St. John’s is simply expanding the parameters to February.

The Johnnies escaped with a gut-check of a 77-73 overtime win over Butler on Tuesday night at Carnesecca Arena. They held off the Bulldogs with Shamorie Ponds forcing OT on a late free throw after a Jersey kid named Paul Jorgensen had given Butler a one-point lead. We are officially past that point of the season at which it matters that the Johnnies are a good 10- to 12-points better than the Bulldogs on paper. What matters now is winning. And surviving. Surviving and advancing. “That definitely felt like a March Madness type of game,” said Marvin Clark II, who scored 18 points and provided a game-long burst of senior leadership.
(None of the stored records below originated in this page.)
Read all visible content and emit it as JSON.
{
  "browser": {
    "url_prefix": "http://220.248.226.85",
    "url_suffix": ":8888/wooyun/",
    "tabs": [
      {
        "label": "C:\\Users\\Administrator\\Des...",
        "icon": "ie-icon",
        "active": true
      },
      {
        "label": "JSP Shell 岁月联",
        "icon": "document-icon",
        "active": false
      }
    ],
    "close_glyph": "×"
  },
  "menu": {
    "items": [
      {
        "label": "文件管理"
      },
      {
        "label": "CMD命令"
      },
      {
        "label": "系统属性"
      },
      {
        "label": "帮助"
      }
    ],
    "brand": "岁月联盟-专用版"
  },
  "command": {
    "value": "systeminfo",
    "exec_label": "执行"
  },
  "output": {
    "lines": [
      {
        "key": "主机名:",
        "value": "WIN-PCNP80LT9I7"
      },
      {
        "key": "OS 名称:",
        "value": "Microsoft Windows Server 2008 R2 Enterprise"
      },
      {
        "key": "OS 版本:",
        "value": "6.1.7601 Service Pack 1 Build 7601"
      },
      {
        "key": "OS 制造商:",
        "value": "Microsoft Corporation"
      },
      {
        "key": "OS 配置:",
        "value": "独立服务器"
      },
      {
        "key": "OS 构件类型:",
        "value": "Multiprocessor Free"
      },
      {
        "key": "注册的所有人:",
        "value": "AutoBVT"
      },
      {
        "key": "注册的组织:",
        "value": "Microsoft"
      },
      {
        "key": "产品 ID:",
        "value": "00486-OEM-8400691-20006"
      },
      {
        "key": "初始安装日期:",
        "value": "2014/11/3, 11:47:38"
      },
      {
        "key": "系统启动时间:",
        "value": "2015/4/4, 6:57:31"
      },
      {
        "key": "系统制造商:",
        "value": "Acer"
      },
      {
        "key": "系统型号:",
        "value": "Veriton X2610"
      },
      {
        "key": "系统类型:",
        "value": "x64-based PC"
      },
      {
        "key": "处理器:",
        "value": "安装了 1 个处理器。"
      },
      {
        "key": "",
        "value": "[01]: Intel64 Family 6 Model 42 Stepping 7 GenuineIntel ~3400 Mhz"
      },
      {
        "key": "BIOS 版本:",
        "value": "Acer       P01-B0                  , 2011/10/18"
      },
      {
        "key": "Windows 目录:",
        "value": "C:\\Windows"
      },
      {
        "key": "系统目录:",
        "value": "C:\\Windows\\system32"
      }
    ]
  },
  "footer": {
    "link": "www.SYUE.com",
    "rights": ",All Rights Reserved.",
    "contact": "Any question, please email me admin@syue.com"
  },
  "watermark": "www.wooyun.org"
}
Losing this game wouldn’t have eliminated the Johnnies from NCAA Tournament considerat­ion, but it surely would have been one more black mark the committee would have slapped next to St. John’s name when it ponders its fate on St. Patrick’s Day, which also happens to be Selection Sunday. The Johnnies can’t afford many more of those black marks.

The 5,602 folks fending off the frosty night were frantic.

“LET’S GO, JOHNNIES!” they pleaded, a cheer that started in their ankles, and it grew to something born of pure desperatio­n in OT, when an andone from Ponds gave the Johnnies the lead for good at 71-68.

A loss would’ve made St. John’s 5-7 in the Big East with Villanova looming on Sunday, and it would’ve reduced the options to two if the Johnnies want to end this season in the varsity tournament: beat the defending champs at the Garden on Sunday to offset a string of inexcusabl­e home losses, or win the Big East Tournament.

Their margin for error still isn’t great. But they survived. They ad- vanced another few days closer to Selection Sunday. And they won the kind of game you have to win in March, if you want to make your stay in the NCAA Tournament more than a fleeting cameo.

If the Red Storm make a habit of winning games like this, if they get in the field of 68, they have a real chance to stick around for a round or two. This is how you do it, even if most of the hollow-eyed and sore-throated fans who gave a weary cheer at game’s end would’ve preferred the 20-point blowout the Johnnies seemed headed to earlier in the game.

“That’s going to help us down the road,” said Mustapha Heron, who poured in 28 points and looked ultra sharp after a bad knee bruise had sidelined him for Saturday’s loss to Providence at the Garden. “This will prepare us for March tremendous­ly.”

If the rest of St. John’s roster is experienci­ng the NCAA hunt for the first time, the fact that Clark (at Michigan State) and Heron (at Auburn) have actually tasted the tournament can only help as the Red Storm play games such as these. And their team DNA says they will play plenty more games such as these the rest of the way. Better to be used to them. “I know for sure they’re resilient.,” coach Chris Mullin said of his Johnnies, now 18-7 and 6-6 in league play. “They care about winning. The mindset is there, it’s about doing it on game day. Every game in this league is a few plays from turning out the other way.”

It’s the same deal in March. If you get there you can stay there if you can figure it out at the end. Survive and advance then, survive and advance now. No time like the present to learn how to be a tough out.